The present invention relates to a cast iron pipe surface treatment method and a cast iron pipe .

  In general, cast iron pipes buried in the ground are formed with an anticorrosion film on the outer surface in order to prevent corrosion due to groundwater or the like. As this anticorrosion film, it is known to form a thermal sprayed film by spraying a metal or the like in addition to the coated film (for example, Patent Document 1). Thermal sprayed coatings are used as anticorrosive coatings for buried cast iron pipes and the like that are required to be durable because they are excellent in mechanical durability to withstand impacts and friction such as backfilled sand.

  However, as shown in FIG. 5, the thermal spray coating has many voids and cracks in the state of being sprayed, and in such a state where there are many voids and cracks, the anticorrosion performance is deteriorated. . The thermal spray coating is also formed on materials other than cast iron pipes, but for thermal spray coatings formed on materials other than these cast iron pipes, holes formed of the voids and cracks are formed after the thermal spray coating is formed. Sealing treatment may be performed, and by performing this sealing treatment, the physical properties of the sprayed coating and the chemical properties such as the anticorrosion performance of the sprayed coating are improved. Therefore, it is conceivable to apply such sealing technology to a sprayed coating of a cast iron pipe.

  As a method for performing the sealing treatment, (a) a solution having good permeability is applied, and pores (voids and cracks in the sprayed coating) are filled with this solution. (A) The thermal spray coating is melted by heating to eliminate the holes. (C) Applying chemicals, etc., reacts the chemicals with the sprayed coating, and closes the holes with the reaction products. There are methods.

  Among these sealing treatment methods, many sealing treatment methods that are supplied by applying a sealing agent that is a highly permeable solution are employed. The sealing agent used in this case is an organic resin such as an epoxy resin (epoxy), an inorganic resin such as a silicon resin (silicate), or a composite in which an organic resin and an inorganic resin are mixed. There is a resin.

  A cast iron pipe on which a sprayed coating is formed and further sealed is often overcoated with an outer surface for the purpose of adjusting the appearance.

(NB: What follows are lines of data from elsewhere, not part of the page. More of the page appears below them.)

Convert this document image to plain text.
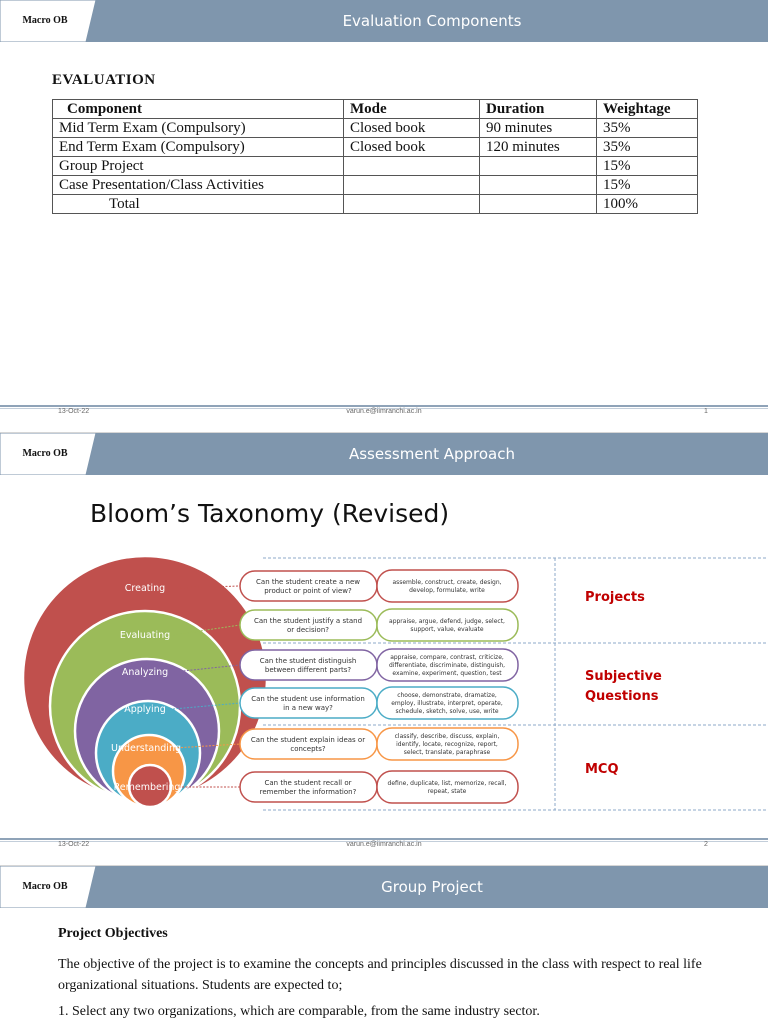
Macro OB	Evaluation Components
EVALUATION
Component	Mode	Duration	Weightage
Mid Term Exam (Compulsory)	Closed book	90 minutes	35%
End Term Exam (Compulsory)	Closed book	120 minutes	35%
Group Project			15%
Case Presentation/Class Activities			15%
Total			100%
13-Oct-22	varun.e@iimranchi.ac.in	1
Macro OB	Assessment Approach
Bloom’s Taxonomy (Revised)
Creating
Can the student create a new product or point of view?
assemble, construct, create, design, develop, formulate, write
Evaluating
Can the student justify a stand or decision?
appraise, argue, defend, judge, select, support, value, evaluate
Analyzing
Can the student distinguish between different parts?
appraise, compare, contrast, criticize, differentiate, discriminate, distinguish, examine, experiment, question, test
Applying
Can the student use information in a new way?
choose, demonstrate, dramatize, employ, illustrate, interpret, operate, schedule, sketch, solve, use, write
Understanding
Can the student explain ideas or concepts?
classify, describe, discuss, explain, identify, locate, recognize, report, select, translate, paraphrase
Remembering	Can the student recall or remember the information?
define, duplicate, list, memorize, recall, repeat, state
Projects
Subjective Questions
MCQ
13-Oct-22	varun.e@iimranchi.ac.in	2
Macro OB	Group Project
Project Objectives
The objective of the project is to examine the concepts and principles discussed in the class with respect to real life organizational situations. Students are expected to;
1. Select any two organizations, which are comparable, from the same industry sector.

Japanese Patent Laid-Open No. 11-230482

  However, the conventional cast iron pipe surface treatment method has the advantage that the physical properties of the thermal spray coating and the chemical properties such as the anticorrosion performance of the thermal spray coating are improved by performing the sealing treatment. Further, when the paint is overcoated on the cast iron pipe subjected to the hole treatment, the paint may be peeled off due to poor adhesion between the sealing agent applied to the sprayed coating and the paint used for the top coating. There was a disadvantage.

The present invention solves the above-mentioned problem, and a sprayed coating is formed on the outer surface of the cast iron pipe, and the sprayed coating is subjected to a sealing treatment. Further, the coating is applied to the sprayed coating that has been subjected to the sealing treatment. An object of the present invention is to provide a surface treatment method for a cast iron pipe and a cast iron pipe capable of minimizing the peeling of the overcoated paint.

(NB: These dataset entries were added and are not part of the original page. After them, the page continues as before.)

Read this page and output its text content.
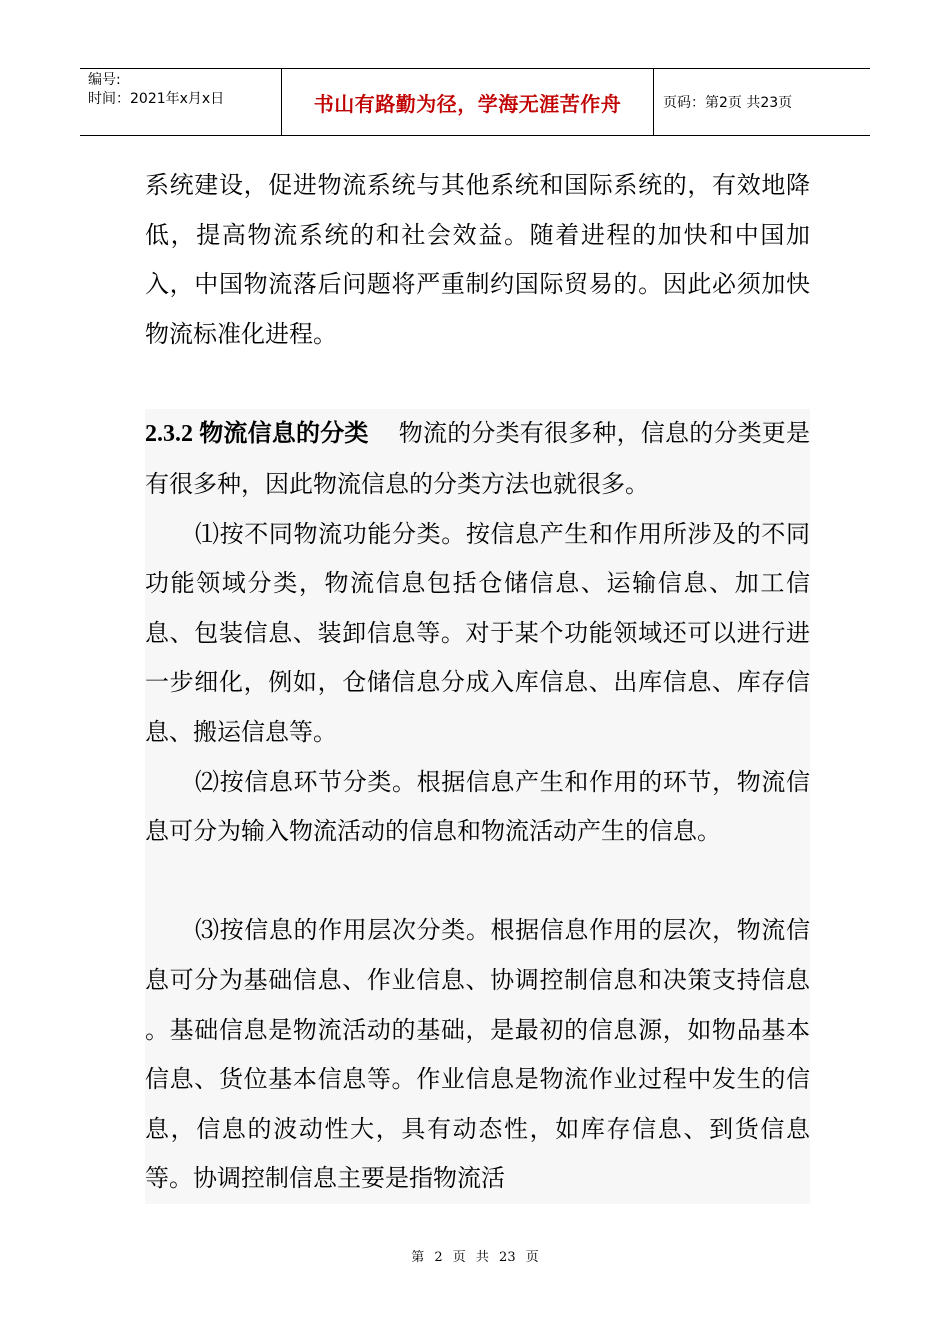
编号:
时间：2021年x月x日	书山有路勤为径，学海无涯苦作舟	页码：第2页 共23页

系统建设，促进物流系统与其他系统和国际系统的，有效地降低，提高物流系统的和社会效益。随着进程的加快和中国加入，中国物流落后问题将严重制约国际贸易的。因此必须加快物流标准化进程。

2.3.2 物流信息的分类 物流的分类有很多种，信息的分类更是有很多种，因此物流信息的分类方法也就很多。

⑴按不同物流功能分类。按信息产生和作用所涉及的不同功能领域分类，物流信息包括仓储信息、运输信息、加工信息、包装信息、装卸信息等。对于某个功能领域还可以进行进一步细化，例如，仓储信息分成入库信息、出库信息、库存信息、搬运信息等。

⑵按信息环节分类。根据信息产生和作用的环节，物流信息可分为输入物流活动的信息和物流活动产生的信息。

⑶按信息的作用层次分类。根据信息作用的层次，物流信息可分为基础信息、作业信息、协调控制信息和决策支持信息 。基础信息是物流活动的基础，是最初的信息源，如物品基本信息、货位基本信息等。作业信息是物流作业过程中发生的信息，信息的波动性大，具有动态性，如库存信息、到货信息等。协调控制信息主要是指物流活

第 2 页 共 23 页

In order to solve the above problems, the present invention provides a thermal spray coating formed on a surface of a cast iron pipe, a sealing agent is supplied to the thermal spray coating, and the thermal spray coating is sealed. A surface treatment method for a cast iron pipe in which a coating is overcoated on a film, wherein the sealing agent contains zinc or a zinc-based alloy, and the zinc or zinc-based alloy content in the sealing agent is sealed in the sprayed coating. It is characterized in that the substantial zinc or zinc-based alloy component ratio of the coating formed on the surface of the sprayed coating by performing the hole treatment is 90% by mass or less (excluding 0% by mass). To do. Further, the cast iron pipe of the present invention is characterized in that the surface treatment is performed by the surface treatment method of the cast iron pipe.

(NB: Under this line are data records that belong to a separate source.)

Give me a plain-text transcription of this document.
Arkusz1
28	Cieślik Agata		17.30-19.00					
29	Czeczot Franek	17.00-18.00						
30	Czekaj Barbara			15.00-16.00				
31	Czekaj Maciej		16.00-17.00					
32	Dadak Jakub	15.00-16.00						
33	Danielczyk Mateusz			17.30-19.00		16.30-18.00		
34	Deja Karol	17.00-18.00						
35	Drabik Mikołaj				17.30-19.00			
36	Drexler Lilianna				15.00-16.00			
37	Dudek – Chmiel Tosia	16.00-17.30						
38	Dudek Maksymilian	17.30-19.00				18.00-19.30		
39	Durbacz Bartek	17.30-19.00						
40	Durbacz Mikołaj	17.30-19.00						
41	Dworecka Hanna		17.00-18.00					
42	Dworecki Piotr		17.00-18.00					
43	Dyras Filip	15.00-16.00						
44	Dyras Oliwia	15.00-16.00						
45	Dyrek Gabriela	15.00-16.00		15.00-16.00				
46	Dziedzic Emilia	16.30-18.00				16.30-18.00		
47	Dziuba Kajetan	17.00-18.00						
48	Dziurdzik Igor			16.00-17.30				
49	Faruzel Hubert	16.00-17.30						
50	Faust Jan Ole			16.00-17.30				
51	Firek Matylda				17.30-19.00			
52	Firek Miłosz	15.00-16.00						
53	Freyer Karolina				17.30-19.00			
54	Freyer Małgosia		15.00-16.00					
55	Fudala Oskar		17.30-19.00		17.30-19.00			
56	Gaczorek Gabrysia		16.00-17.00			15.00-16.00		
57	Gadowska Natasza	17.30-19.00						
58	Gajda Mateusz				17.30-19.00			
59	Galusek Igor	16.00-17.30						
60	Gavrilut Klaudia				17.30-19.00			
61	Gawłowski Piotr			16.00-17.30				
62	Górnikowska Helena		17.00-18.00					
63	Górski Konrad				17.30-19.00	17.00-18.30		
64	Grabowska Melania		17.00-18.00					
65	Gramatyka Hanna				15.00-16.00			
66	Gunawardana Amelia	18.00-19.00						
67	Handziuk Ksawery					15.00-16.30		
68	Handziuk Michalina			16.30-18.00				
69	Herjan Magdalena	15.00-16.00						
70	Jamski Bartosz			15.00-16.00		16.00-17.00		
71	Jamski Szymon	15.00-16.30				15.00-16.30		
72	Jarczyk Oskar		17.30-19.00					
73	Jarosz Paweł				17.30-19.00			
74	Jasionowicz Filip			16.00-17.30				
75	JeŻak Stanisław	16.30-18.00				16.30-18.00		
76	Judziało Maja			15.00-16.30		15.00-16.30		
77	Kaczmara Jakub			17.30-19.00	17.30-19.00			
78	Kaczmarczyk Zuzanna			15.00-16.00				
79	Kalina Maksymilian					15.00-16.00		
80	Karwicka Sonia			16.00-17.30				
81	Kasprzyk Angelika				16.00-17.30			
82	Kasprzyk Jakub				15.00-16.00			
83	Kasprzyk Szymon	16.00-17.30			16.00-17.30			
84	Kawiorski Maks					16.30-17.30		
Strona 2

  According to this method, when a sealing treatment is performed on the sprayed coating formed on the surface of the cast iron pipe by containing zinc or a zinc-based alloy in the sealing treatment agent, the sealing treatment is performed on the surface of the sprayed coating. A coating film of zinc or zinc-based alloy contained in the agent is formed, and the uneven state on the surface of the thermal spray coating becomes larger than when the sealing agent does not contain zinc or zinc-based alloy. Therefore, after that, when the coating is applied onto the sprayed coating, the coating adheres well to the sprayed coating subjected to the sealing treatment through the coating.

  According to the present invention, by containing zinc or a zinc-based alloy in the sealing agent, when the coating is overcoated on the thermal spray coating, the coating adheres well to the thermal spray coating subjected to the sealing treatment, As a result, it is possible to prevent or minimize the overcoating of the sprayed coating. Accordingly, it is possible to suppress a decrease in the appearance of the cast iron pipe due to the peeling of the paint. In addition, according to the present invention, since a coating of zinc or a zinc-based alloy can be formed on the surface of the sprayed coating, the anticorrosion performance is improved as compared with the case where zinc or a zinc-based alloy is not used as the sealing agent. It also has an improving effect.

(A)-(d) is sectional drawing corresponding to each process of the surface treatment method of the cast iron pipe which concerns on embodiment of this invention. It is a graph which shows the evaluation result of the test piece which concerns on embodiment and comparative example of this invention. (A), (b) is sectional drawing of the cast iron pipe test piece as a comparative example, respectively. (A), (b) is sectional drawing of the cast iron pipe test piece as another comparative example, respectively. It is sectional drawing (sectional photograph) which expands and shows the state in which the sprayed coating was formed in the cast iron pipe.

Hereinafter, embodiments of the present invention will be described with reference to the drawings.
As schematically shown in FIGS. 1 (a) and 1 (b), in the present invention, a sprayed coating 2 is formed on the outer surface of the cast iron pipe 1, and then a sealing agent 3 is applied to the sprayed coating 2. The thermal spray coating 2 is sealed by supplying it by coating or the like (see FIG. 1C), and the thermal spray coating 2 subjected to the sealing processing is further coated with a paint 4 (FIG. 1D). ) See) Commercialized. In the present invention, in particular, zinc is added to the sealing agent 3 by mixing zinc powder into the sealing agent 3.

Next, experimental examples (examples and comparative examples) relating to the surface treatment method for cast iron pipes of the present invention will be described with reference to the chart shown in FIG.
As a sample of the cast iron pipe 1 for forming the thermal spray coating 2, a test piece of sandblasted steel plate (for example, 150 mm long, 70 mm wide, 2 mm thick) was used, and a thermal spray coating material having a thickness of 50 μm was used on the surface of this test piece. Zinc was sprayed by an electric arc spraying method at a spraying amount of 260 g / m ² .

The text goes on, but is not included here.